I’d had previously logged tickets about trying to know what my “time to search” is as it differs from The basic _time - _indextime calculation.

This stat doesn’t exist in any meaningful way as far as I know. It would be nice to know for example that within xx seconds of an event being indexed is it being returned in search events.

0 Karma

sowings
Splunk Employee
Splunk Employee

When you run a search running with the time range picker (and it's something other than) all time, you're searching between whatever earliest marker and "now". _indextime represents the epoch at which the data was indexed, and the _time field (and time range picker) governs the parsed time for the events. Your specific example using fixed epoch times for _indextime still has a moving event time window.

If you want to find things that were indexed in a given window, regardless of their parsed time stamp, use latest=+Infinity.
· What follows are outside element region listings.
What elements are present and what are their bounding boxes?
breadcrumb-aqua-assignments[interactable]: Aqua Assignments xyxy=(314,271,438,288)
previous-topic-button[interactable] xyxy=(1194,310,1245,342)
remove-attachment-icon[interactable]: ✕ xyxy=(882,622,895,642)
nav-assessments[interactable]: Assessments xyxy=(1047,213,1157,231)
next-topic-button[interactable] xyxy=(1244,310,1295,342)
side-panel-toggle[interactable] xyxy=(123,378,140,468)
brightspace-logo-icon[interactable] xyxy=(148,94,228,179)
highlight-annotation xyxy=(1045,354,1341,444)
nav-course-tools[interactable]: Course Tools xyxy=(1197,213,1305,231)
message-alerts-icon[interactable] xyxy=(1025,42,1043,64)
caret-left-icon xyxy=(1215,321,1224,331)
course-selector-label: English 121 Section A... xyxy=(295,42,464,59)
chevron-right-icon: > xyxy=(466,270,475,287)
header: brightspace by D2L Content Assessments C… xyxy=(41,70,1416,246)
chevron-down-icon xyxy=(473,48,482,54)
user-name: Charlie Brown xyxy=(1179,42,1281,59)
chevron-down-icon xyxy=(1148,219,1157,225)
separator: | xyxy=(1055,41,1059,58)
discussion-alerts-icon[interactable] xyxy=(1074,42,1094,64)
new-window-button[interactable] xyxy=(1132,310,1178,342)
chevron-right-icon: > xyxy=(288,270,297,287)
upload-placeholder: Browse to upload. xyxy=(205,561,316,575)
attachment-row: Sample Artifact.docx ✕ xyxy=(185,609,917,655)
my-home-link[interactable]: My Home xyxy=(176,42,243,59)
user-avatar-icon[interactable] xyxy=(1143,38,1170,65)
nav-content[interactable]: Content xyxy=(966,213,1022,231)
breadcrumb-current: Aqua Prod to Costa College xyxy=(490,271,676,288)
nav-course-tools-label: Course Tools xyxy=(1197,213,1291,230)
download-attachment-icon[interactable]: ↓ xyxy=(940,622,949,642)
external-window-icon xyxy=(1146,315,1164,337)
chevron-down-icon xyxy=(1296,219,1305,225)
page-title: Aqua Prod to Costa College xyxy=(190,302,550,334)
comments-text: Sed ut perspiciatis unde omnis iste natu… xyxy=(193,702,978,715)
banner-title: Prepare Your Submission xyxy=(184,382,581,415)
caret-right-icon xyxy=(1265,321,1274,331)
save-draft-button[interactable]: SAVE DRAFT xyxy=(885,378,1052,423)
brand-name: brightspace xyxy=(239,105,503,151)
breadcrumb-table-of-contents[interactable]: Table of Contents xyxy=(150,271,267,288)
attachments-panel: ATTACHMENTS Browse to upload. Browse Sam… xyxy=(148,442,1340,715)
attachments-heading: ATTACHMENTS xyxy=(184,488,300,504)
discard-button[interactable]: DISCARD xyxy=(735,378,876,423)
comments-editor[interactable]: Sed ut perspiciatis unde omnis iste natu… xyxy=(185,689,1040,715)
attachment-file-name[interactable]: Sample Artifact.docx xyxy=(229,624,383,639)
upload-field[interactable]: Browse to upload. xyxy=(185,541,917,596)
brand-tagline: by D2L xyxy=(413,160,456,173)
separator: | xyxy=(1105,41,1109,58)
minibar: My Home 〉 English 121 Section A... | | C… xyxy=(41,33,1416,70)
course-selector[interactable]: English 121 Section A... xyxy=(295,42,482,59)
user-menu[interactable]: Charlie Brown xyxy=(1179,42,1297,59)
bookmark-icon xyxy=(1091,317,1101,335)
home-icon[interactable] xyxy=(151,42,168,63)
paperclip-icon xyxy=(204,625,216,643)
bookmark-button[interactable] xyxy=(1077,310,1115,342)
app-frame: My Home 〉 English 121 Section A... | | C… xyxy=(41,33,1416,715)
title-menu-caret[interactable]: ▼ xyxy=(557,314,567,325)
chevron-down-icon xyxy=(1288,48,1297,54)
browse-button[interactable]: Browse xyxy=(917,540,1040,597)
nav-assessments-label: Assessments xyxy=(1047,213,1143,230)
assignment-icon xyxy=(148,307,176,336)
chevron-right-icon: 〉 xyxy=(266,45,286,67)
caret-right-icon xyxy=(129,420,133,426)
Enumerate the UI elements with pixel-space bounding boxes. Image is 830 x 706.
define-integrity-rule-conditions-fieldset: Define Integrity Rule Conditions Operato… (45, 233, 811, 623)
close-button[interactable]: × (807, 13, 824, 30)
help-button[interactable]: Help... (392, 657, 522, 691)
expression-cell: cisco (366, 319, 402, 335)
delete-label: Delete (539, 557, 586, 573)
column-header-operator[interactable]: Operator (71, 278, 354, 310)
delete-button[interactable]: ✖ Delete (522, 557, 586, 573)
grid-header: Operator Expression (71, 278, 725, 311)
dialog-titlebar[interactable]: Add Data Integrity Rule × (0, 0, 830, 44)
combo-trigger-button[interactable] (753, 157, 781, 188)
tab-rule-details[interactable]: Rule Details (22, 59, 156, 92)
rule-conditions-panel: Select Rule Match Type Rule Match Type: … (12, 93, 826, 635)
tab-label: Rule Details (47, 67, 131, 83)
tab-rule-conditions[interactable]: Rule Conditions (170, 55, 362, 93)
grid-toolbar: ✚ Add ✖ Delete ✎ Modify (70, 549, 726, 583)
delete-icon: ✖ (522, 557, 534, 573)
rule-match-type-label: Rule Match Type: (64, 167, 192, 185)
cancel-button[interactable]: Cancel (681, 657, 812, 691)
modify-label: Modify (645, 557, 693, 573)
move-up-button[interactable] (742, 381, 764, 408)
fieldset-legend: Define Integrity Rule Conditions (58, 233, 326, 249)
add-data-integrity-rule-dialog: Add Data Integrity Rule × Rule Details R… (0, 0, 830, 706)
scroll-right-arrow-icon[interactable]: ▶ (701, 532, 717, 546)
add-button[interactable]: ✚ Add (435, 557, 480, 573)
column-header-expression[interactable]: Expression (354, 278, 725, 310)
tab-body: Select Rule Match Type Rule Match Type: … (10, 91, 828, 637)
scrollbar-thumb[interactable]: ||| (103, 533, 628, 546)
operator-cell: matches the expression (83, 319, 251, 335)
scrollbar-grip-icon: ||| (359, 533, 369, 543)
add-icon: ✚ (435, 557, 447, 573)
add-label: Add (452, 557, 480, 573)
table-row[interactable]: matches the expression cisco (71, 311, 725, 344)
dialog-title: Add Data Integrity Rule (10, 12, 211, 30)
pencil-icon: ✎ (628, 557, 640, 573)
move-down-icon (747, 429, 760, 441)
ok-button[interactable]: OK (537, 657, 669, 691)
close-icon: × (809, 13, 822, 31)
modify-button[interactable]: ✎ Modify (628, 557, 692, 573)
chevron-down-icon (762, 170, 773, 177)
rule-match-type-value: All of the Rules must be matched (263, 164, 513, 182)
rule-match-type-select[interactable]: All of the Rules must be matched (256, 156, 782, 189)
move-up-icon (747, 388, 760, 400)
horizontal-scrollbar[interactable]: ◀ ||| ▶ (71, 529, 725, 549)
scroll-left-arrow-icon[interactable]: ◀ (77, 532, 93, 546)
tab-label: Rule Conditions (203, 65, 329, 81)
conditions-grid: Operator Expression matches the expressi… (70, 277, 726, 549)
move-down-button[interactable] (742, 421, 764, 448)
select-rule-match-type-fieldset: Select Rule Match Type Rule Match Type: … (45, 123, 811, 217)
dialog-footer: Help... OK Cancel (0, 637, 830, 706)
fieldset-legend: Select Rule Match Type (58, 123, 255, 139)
At the root of the problem, however, might I suggest an accelerated data model that you use to drive a summary index after an interval. The data arriving "out of band" will be accelerated by the model whenever it arrives, and then later you can summarize those events after even the laggards have a chance to be ingested (and accelerated by the model).

0 Karma

Lucas_K
Motivator

Splunk doesn't understand the use of "+infinity" for latest.

"Invalid value "+Infinity" for time term 'latest'"

ie. index=_internal earliest=0 latest=+Infinity _index_earliest=-25m@m _index_latest=-20m@m

I understand what you are saying and I think you might be on the right track that events are possibly being parsed with future time stamps.

I can however use something like this latest=+1000d

I'll see if that works.

0 Karma

sowings
Splunk Employee
Splunk Employee

Yeah, I apologize; it seems that +Infinity is "magic" in savedsearches.conf (there's an example in Fire Brigade), but I agree that it doesn't work in the search bar. Good catch on using a lot of "future" days. I've even had to use latest=+2y (years!) for some badly formatted data.

0 Karma

somesoni2
Revered Legend

There is a delay in getting the events indexed in Splunk but there can be additional delay in making the data searchable (data that gets indexed is not immediately searchable). So to account for that delay, could you run your test with _index_earliest=-10m@m _index_latest=-9m@m (allowing more time for Splunk to index and make indexed event searchable) and see if the results are correct/improved?

0 Karma

acharlieh
Influencer

Are you in a distributed environment, and is the time correct on all your indexers? (I'm also now curious as to where in the pipeline _indextime is assigned... and if heavy fowarders would add to the mix)

0 Karma

Lucas_K
Motivator

distributed and all indexers use ntp.

I have manually checked using a securecrt "send all characters immediatly" to check local date and they all match up.

I'll try looking further in to the past. Perhaps the data hasn't properly settled. I wonder if I can tell.

0 Karma

Lucas_K
Motivator

Could it be the @m snapping?

http://docs.splunk.com/Documentation/Splunk/6.4.2/SearchReference/SearchTimeModifiers

When snapping to the nearest or latest time, Splunk software always snaps backwards or rounds down to the latest time not after the specified time. For example, if it is 11:59:00 and you "snap to" hours, you will snap to 11:00 not 12:00.

could one of the index_earliest/index_latest be snapping in the wrong direction?